Quinze pas, quatorze pas.

Une main royale l'empêche de se sauver. L'emprise est forte mais douce et tendre et remplie de tant de choses pleines de sentiments qu'elle est gênée. Ça explose dans sa poitrine et elle se sent vulnérable. Elle tente de se soustraire.

Treize pas.

Gerald – non – Sa Majesté l'attire davantage. Elle titube, incertaine, ne sachant que faire face à cette fulgurante action qui la déstabilise.

Quatorze pas.

Il gagne du terrain. Le mur qu'elle a érigé s'effrite. Exposée, nue, perdue. Il l'oblige à faire face à ses émotions les plus refoulées – celles qu'elle refuse de visualiser, tellement elles la dépassent –. Cet homme brûle de patience et de bonté et il l'attend, malgré ses résistances.

Quinze pas.

La cadence a changé.

Seize pas, dix-sept pas.

Le soleil se couche mais son sourire l'illumine. Elle hésite entre partir et rester.

Dix-huit pas.

Son corps décide de lui-même. Elle parcourt les couloirs éclairés par des chandelles, suit cette ombre familière qui l'entraîne vers les écuries.

Dix-neuf pas.

Le calme est présent. Aucune agitation. Juste leurs respirations lentes et régulières. Cette torture a assez duré. Elle succombe pour explorer un territoire inconnu.

Vingt pas.

Gerald soupire sa victoire contre sa bouche. Il l'embrasse lentement, tendrement, amoureusement. Ses lèvres exercent une délicate pression, danse avec une harmonie étonnante. Sa langue s'invite, taquine, dévastatrice. Il balaie la moindre de ses hésitations en même temps qu'il la couche sur la paille. Et quand elle rouvre les yeux, c'est déjà le matin – tôt, certes, mais la journée a commencé –. Ce n'est plus le confort rudimentaire qui l'enveloppe mais celui d'une chambre luxueuse. Non.

Dix-neuf pas.

Elle rassemble ses effets dispersés dans la pièce.

Dix-huit pas.

Fuir. Fuir loin de tout ça. Fuir loin de lui. Fuir.

Dix-sept pas.

Elle s'est réfugiée parmi les jeunes recrues à former. Elle est dure, froide, impitoyable. Ses sentiments la submergent et anéantissent le peu de contrôle qu'elle ose posséder dans toute sa misérable vie.

Seize pas, quinze pas.

La guerre continue. Un bon prétexte pour s'éloigner de lui.

Quatorze pas, treize pas.

Le Conseil s'est réuni pour une ultime réunion concernant la prochaine lutte vitale – une autre parmi tant d'autres –. Elle est envoyée au front. Cette nouvelle est parfaite bien que cruelle aux yeux du jeune Roi. Le même qui a vainement tenté de lui parler juste avant qu'elle quitte la salle.

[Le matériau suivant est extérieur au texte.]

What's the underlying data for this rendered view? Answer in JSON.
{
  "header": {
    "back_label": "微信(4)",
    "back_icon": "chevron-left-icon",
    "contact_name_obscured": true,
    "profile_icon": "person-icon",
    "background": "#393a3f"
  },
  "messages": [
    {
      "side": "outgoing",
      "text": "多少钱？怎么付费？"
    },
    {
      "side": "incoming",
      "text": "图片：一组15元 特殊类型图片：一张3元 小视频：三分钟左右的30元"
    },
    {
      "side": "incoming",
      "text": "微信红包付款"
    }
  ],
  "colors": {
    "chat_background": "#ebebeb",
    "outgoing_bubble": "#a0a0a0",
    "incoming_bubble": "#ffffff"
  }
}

Douze pas, onze pas, dix pas.

Elle n'a pas besoin de beaucoup de matériel. Son équipement est pauvre mais efficace.

Neuf pas, huit pas.

Le champ de bataille n'est plus très loin. Encore quelques jours de voyage durant lesquelles elle croise des ennemis.

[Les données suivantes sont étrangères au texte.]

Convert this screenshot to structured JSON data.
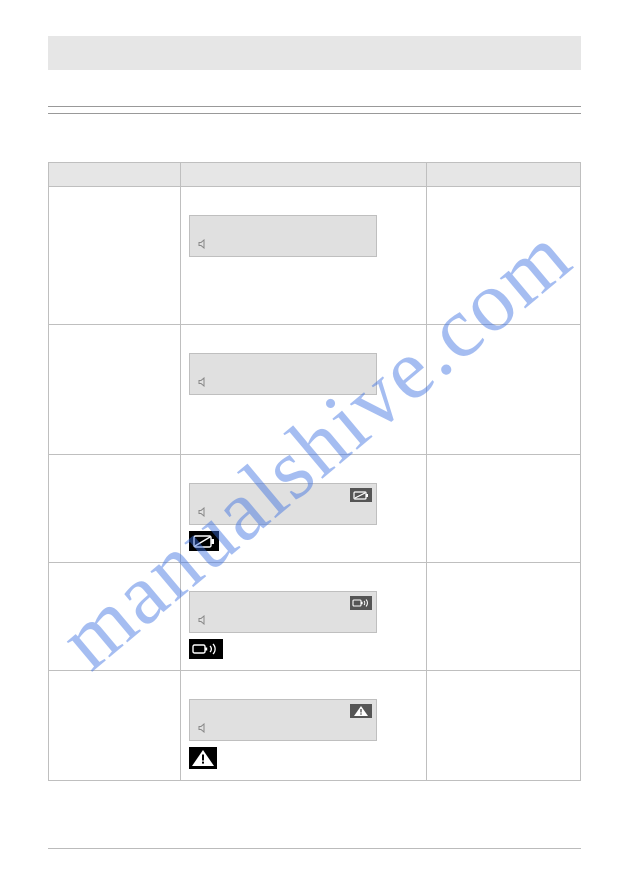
{
  "watermark": "manualshive.com",
  "icons": {
    "speaker": "speaker-icon",
    "battery": "battery-icon",
    "battery_sound": "battery-sound-icon",
    "warning": "warning-icon"
  },
  "table": {
    "headers": [
      "",
      "",
      ""
    ],
    "rows": [
      {
        "col1": "",
        "display": {
          "speaker": true,
          "badge": null
        },
        "below": null,
        "col3": ""
      },
      {
        "col1": "",
        "display": {
          "speaker": true,
          "badge": null
        },
        "below": null,
        "col3": ""
      },
      {
        "col1": "",
        "display": {
          "speaker": true,
          "badge": "battery"
        },
        "below": "battery",
        "col3": ""
      },
      {
        "col1": "",
        "display": {
          "speaker": true,
          "badge": "battery_sound"
        },
        "below": "battery_sound",
        "col3": ""
      },
      {
        "col1": "",
        "display": {
          "speaker": true,
          "badge": "warning"
        },
        "below": "warning",
        "col3": ""
      }
    ]
  }
}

Sept pas, six pas, cinq pas, quatre pas.

Ses bottes de métal laissent des empreintes dans la boue collante. Le drapeau du Royaume fouette rageusement les airs. L'atmosphère est froide, tendue, électrique.

Trois pas, deux pas.

Les troupes ennemies sont prêtes pour le futur bain de sang. Elles forment une ligne parfaite, reflet de celle se tenant derrière elle. Ne pas faiblir. Remporter ce combat, comme tous les autres.

Un pas.

Son épée se lève. Le signal est donné, destructeur, brusque, violent.

Deux pas.

C'est une routine. La musique tourne comme une disque rayé.

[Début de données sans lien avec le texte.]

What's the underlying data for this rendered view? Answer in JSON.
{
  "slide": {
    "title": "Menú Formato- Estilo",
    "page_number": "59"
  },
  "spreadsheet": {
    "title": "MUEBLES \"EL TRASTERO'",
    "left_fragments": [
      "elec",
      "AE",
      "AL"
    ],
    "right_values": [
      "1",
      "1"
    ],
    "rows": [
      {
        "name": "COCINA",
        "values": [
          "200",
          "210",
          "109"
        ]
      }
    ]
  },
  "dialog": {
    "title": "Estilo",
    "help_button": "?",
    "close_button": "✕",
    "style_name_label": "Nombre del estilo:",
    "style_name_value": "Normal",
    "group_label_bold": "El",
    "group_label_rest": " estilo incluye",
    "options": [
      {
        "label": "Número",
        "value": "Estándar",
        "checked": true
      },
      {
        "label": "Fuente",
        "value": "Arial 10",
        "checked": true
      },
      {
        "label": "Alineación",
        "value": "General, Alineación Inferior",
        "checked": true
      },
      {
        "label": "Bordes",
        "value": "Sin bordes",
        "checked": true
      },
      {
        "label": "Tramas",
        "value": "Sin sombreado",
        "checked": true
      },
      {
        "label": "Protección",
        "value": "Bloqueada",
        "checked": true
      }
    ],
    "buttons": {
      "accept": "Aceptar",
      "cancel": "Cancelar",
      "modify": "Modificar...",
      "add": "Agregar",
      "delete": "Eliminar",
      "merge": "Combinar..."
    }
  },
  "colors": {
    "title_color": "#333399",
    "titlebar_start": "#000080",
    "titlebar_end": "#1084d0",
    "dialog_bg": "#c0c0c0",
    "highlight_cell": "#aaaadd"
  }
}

Trois pas, quatre pas, cinq pas.

La lame se plante dans les corps, transperce les espoirs, extirpe toute once d'humanité.

Six pas, sept pas.

Tout est rapide, vif et indolore – et elle bénit les herbes qu'elle a mâché juste avant –. Les entailles zèbrent sa peau. Le sang jaillit des plaies, éclaboussent son visage.

Huit pas, neuf pas, dix pas.

Vaincre, vaincre, vaincre. Protéger le Royaume.

Onze pas.

Pirouette, roulade, saut, esquive. Riposte prédatrice, monstrueuse, sans réelle pitié.

Douze pas, treize pas.

Être fière, inébranlable. Ne pas quitter des yeux l'objectif. Le Royaume. Tout pour lui. Tout pour le Royaume.

Quatorze pas.

Pour Gerald.

Quinze pas.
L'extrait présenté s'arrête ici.